La publication de l'ouvrage de Claude Allègre a suscité de vives réactions de part et d'autres. Fait remarquable, toutes en ont appelé au citoyen, ses droits, etc., mais aucune ne s'est souciée de savoir si le citoyen avait la possibilité de s'exprimer et de décider de manière informée et circonstanciée
Les défenseurs d'une certaine éthique de la science sont les premiers à ne pas en respecter les fondamentaux. Leur propos n'est pas de parler de science du climat mais d'influencer la décision publique, position clairement revendiquée par Claude Allègre. Les faits sont instrumentalisés pour défendre des valeurs. Ainsi Henri Atlan pose qu'"il vaut mieux s'attaquer aux problèmes d'environnements locaux, pollution atmosphérique des grandes villes, pollution des mers et des rivières par le surcroît de déchets dû à la surpopulation". La métaphore du "guide de montagne" utilisée par Jean-Charles Hourcade est parlante : le scientifique montre le chemin à suivre, le quidam n'a d'autre choix que de suivre docilement. Aucun d'entre eux n'a respecté cette éthique qui devrait les conduire à… laisser le choix des risques et des priorités, notamment énergétiques, au citoyen . Ce que ces "experts du climat" se disputent, c'est la décision publique. Et cela, en utilisant leur autorité scientifique.
LE CITOYEN ORDINAIRE DOIT ÊTRE REPLACÉ AU CENTRE DES DÉBATS
L'éthique scientifique voudrait au contraire que les scientifiques s'en tiennent d'abord aux faits, tous les faits mais rien que les faits, le savoir qu'ils en tirent dépendant de leur propre vision du monde. Le débat sur les priorités, sur les valeurs devrait être soigneusement séparé, sur un plan institutionnel. Il n'est pas acceptable que les mêmes personnes s'expriment sur un sujet et sur l'autre sans changer de casquette, laissant croire que la question des priorités peut aussi être tranchée de manière scientifique. Que ceci se produise montre à quel point notre démocratie est mal en point.

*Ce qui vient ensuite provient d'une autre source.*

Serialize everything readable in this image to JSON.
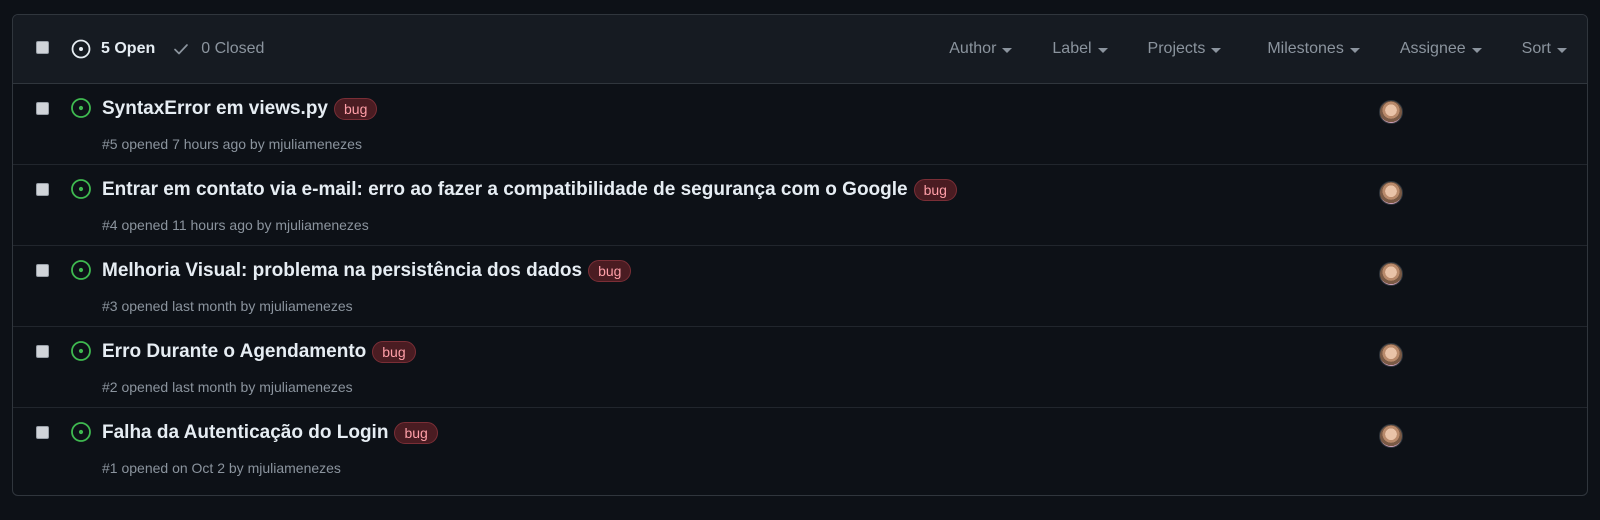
{
  "header": {
    "open_label": "5 Open",
    "closed_label": "0 Closed",
    "filters": [
      "Author",
      "Label",
      "Projects",
      "Milestones",
      "Assignee",
      "Sort"
    ]
  },
  "issues": [
    {
      "title": "SyntaxError em views.py",
      "label": "bug",
      "number": "#5",
      "opened_text": "opened 7 hours ago by",
      "author": "mjuliamenezes"
    },
    {
      "title": "Entrar em contato via e-mail: erro ao fazer a compatibilidade de segurança com o Google",
      "label": "bug",
      "number": "#4",
      "opened_text": "opened 11 hours ago by",
      "author": "mjuliamenezes"
    },
    {
      "title": "Melhoria Visual: problema na persistência dos dados",
      "label": "bug",
      "number": "#3",
      "opened_text": "opened last month by",
      "author": "mjuliamenezes"
    },
    {
      "title": "Erro Durante o Agendamento",
      "label": "bug",
      "number": "#2",
      "opened_text": "opened last month by",
      "author": "mjuliamenezes"
    },
    {
      "title": "Falha da Autenticação do Login",
      "label": "bug",
      "number": "#1",
      "opened_text": "opened on Oct 2 by",
      "author": "mjuliamenezes"
    }
  ],
  "colors": {
    "background": "#0d1117",
    "header_bg": "#161b22",
    "open_green": "#3fb950",
    "label_bug_text": "#ff9fa8",
    "label_bug_bg": "#4a1c22",
    "muted": "#8b949e"
  },
  "icons": {
    "open_issue": "issue-opened-icon",
    "closed_check": "check-icon",
    "dropdown": "caret-down-icon"
  }
}
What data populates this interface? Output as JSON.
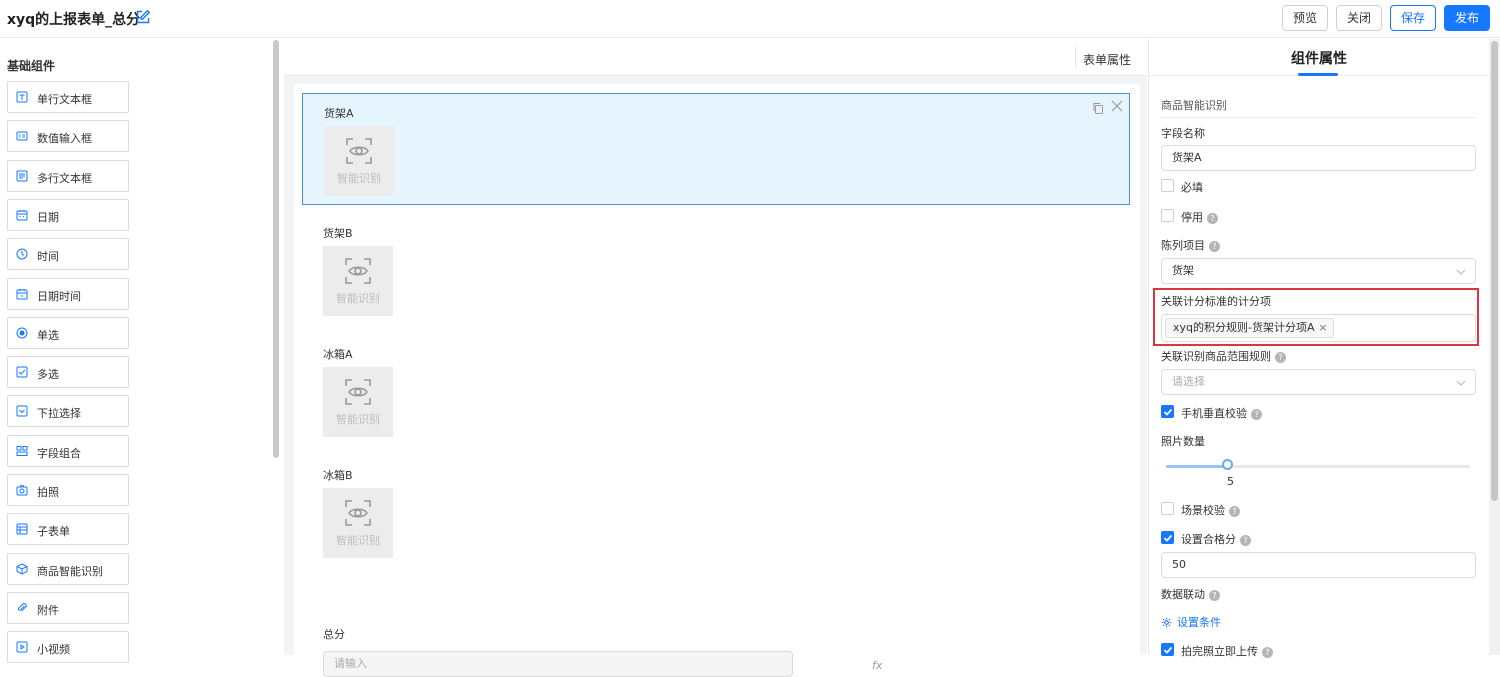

De la représentation, qui ne se saisit pas du dossier, jusqu'aux corps intermédiaires qui, tels l'Ademe, n'informent le citoyen que dans la mesure où cela ne dérange pas les intérêts bureaucratiques de l'Etat et de ses champions industriels, tout concourt à mettre le citoyen en situation de subalterne : tout le monde parle en son nom mais personne ne se soucie de connaître son avis.
Nous pensons au contraire que le citoyen ordinaire, celui qui n'a pas d'autorité scientifique ni aucun intérêt direct à une position ou à une autre, doit être replacé au centre des débats. Les médias devraient aborder des questions telles que la critique des procédures d'expertise et de décision collective. Sans ce pas de côté, le citoyen continuera d'être posé en spectateur d'un match dont l'enjeu est pourtant de décider de son avenir. Les politiques scientifiques et techniques, et tous les choix de société qu'elles impliquent, continueront de se faire sans lui.
La complexité de l'enjeu est un faux problème. Une affaire criminelle n'est pas moins complexe, la décision finale revient pourtant à un jury populaire composé de non-spécialistes tirés au sort. Le tirage au sort est une procédure qui devrait être remise au goût du jour. L'exemple de la conférence de citoyens organisée sur "Changements climatiques et citoyenneté" par la Commission française du développement durable en 2002 l'a bien montré. Les citoyens ont parfaitement compris les enjeux et ils ont été capables de faire des recommandations dont la cohérence vaut bien celle de nos experts officiels. A la différence de ces derniers, toutefois, leur avis a été ostensiblement ignoré par les médias.
La procédure utilisée lors de la conférence de citoyens ne permet pas de déterminer les faits mais de les évaluer, et d'en tirer des propositions raisonnables en tenant compte des contradictions scientifiques comme des contraintes sociales. Elle ne peut remplacer la représentation nationale qui décide in fine, mais peut influencer les choix qui sont faits par chaque citoyen dans son quotidien. En effet, les propositions d'un tel jury, informé et dénué de conflits d'intérêts, sont éminemment crédibles pour toute la population et constituent une aide pour les choix individuels autant que pour les choix politiques. Il est urgent de se saisir des propositions qui sont faites, pour légaliser cette procédure.